Shared Concepts in High-Performance Computing

PERFORMANCE Statement

  • PERFORMANCE <performance-options>;

The PERFORMANCE statement defines performance parameters for multithreaded computing, and requests detailed results about the performance characteristics of a high-performance analytical procedure.

You can specify the following performance-options in the PERFORMANCE statement:

BPC=n

specifies the number of bytes per character that is used in processing character strings in multibyte encodings. The default is the bytes per character of the encoding. The number of characters in a string is calculated as the byte length of the string divided by the bytes per character of the encoding. This will be incorrect when the strings in the multibyte encoding contain one or more single byte characters. In such cases, setting BPC=1 enables appropriate byte lengths to be used in processing such strings.

DETAILS

requests a table that shows a timing breakdown of the procedure steps.

NTHREADS=n
THREADS=n

specifies the number of threads for analytic computations and overrides the SAS system option THREADS | NOTHREADS. If you do not specify the NTHREADS= option, the number of threads is determined based on the number of CPUs on the host on which the analytic computations execute. The algorithm by which a CPU count is converted to a thread count is specific to the high-performance analytical procedure.
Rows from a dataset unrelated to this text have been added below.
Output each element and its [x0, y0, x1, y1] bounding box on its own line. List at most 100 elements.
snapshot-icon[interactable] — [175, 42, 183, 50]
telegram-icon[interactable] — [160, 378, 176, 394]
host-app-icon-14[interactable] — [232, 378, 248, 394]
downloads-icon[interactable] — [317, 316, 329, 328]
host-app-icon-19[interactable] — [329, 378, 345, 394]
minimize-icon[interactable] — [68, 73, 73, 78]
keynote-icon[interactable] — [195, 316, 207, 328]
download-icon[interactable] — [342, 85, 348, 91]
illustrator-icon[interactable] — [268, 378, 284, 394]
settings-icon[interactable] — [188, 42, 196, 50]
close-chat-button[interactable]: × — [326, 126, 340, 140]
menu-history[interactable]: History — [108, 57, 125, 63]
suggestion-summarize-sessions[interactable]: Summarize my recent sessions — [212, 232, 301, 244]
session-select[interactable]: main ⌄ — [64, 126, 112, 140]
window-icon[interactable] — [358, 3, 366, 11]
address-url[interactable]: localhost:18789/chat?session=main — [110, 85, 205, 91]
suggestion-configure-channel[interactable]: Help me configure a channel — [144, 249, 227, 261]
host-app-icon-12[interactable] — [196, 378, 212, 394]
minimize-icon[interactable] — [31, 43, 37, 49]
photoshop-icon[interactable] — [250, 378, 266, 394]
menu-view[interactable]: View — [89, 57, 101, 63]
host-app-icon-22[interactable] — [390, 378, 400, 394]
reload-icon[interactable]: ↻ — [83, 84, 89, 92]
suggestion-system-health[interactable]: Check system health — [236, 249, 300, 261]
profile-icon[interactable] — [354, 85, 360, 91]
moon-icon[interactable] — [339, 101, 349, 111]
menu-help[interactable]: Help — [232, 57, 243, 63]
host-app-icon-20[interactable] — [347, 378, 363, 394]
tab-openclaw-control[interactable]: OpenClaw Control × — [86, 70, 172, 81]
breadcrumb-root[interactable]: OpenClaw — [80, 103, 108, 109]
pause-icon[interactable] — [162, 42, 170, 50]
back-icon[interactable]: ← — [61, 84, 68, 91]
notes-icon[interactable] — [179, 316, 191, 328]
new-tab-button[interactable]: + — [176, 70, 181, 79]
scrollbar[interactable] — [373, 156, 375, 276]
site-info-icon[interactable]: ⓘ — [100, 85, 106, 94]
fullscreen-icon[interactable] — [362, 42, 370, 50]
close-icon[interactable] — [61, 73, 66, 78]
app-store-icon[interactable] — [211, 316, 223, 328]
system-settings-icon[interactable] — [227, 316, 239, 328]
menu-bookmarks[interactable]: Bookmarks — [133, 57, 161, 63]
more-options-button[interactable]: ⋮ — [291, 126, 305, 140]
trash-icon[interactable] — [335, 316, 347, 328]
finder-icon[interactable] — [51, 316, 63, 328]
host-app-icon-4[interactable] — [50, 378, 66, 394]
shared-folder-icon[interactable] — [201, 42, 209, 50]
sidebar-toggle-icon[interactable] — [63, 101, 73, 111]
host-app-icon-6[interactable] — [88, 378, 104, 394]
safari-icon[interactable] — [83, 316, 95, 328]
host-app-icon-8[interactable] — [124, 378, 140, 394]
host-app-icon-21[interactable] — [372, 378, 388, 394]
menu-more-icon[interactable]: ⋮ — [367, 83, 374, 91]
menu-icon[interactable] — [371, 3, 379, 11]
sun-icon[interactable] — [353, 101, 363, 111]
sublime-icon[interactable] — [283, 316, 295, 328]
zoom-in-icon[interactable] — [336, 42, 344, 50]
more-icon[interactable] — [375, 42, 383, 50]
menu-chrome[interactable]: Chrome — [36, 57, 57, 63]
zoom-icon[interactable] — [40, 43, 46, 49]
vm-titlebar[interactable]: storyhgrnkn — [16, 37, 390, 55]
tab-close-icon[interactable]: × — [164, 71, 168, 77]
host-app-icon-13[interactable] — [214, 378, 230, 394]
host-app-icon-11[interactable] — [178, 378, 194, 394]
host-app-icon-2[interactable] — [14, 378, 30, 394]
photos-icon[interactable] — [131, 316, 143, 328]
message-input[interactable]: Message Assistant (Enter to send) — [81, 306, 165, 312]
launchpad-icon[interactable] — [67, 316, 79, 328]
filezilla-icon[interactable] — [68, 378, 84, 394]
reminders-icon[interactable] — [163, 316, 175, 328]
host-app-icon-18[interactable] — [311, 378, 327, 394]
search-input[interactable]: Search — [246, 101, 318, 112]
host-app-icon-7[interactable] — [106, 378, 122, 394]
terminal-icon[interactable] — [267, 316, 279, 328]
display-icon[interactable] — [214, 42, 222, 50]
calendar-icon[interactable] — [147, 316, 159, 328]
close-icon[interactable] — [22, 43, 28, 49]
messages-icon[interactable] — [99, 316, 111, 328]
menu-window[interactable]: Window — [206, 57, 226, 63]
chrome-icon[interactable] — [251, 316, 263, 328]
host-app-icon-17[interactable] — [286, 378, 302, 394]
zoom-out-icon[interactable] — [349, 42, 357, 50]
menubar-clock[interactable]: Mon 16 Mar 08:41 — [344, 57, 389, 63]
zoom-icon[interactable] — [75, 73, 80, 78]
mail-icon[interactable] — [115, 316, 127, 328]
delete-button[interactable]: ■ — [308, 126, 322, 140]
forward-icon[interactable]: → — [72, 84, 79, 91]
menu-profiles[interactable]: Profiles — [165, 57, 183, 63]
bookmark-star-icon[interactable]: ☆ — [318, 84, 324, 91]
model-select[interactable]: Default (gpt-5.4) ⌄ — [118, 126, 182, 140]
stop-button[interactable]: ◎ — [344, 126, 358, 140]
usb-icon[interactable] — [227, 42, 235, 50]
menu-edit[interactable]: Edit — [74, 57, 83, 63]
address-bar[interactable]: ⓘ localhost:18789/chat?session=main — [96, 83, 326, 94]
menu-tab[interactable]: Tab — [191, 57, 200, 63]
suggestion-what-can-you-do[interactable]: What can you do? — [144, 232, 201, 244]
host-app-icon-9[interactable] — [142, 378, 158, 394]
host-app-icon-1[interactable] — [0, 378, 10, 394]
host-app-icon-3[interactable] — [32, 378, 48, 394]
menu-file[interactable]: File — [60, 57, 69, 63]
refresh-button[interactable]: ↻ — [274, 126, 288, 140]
Most procedures create one thread per CPU for the analytic computations.

By default, high-performance analytical procedures run in multiple concurrent threads unless multithreading has been turned off by the NOTHREADS system option or you force single-threaded execution by specifying NTHREADS=1. The largest number that can be specified for n is 256. Individual high-performance analytical procedures can impose more stringent limits if called for by algorithmic considerations.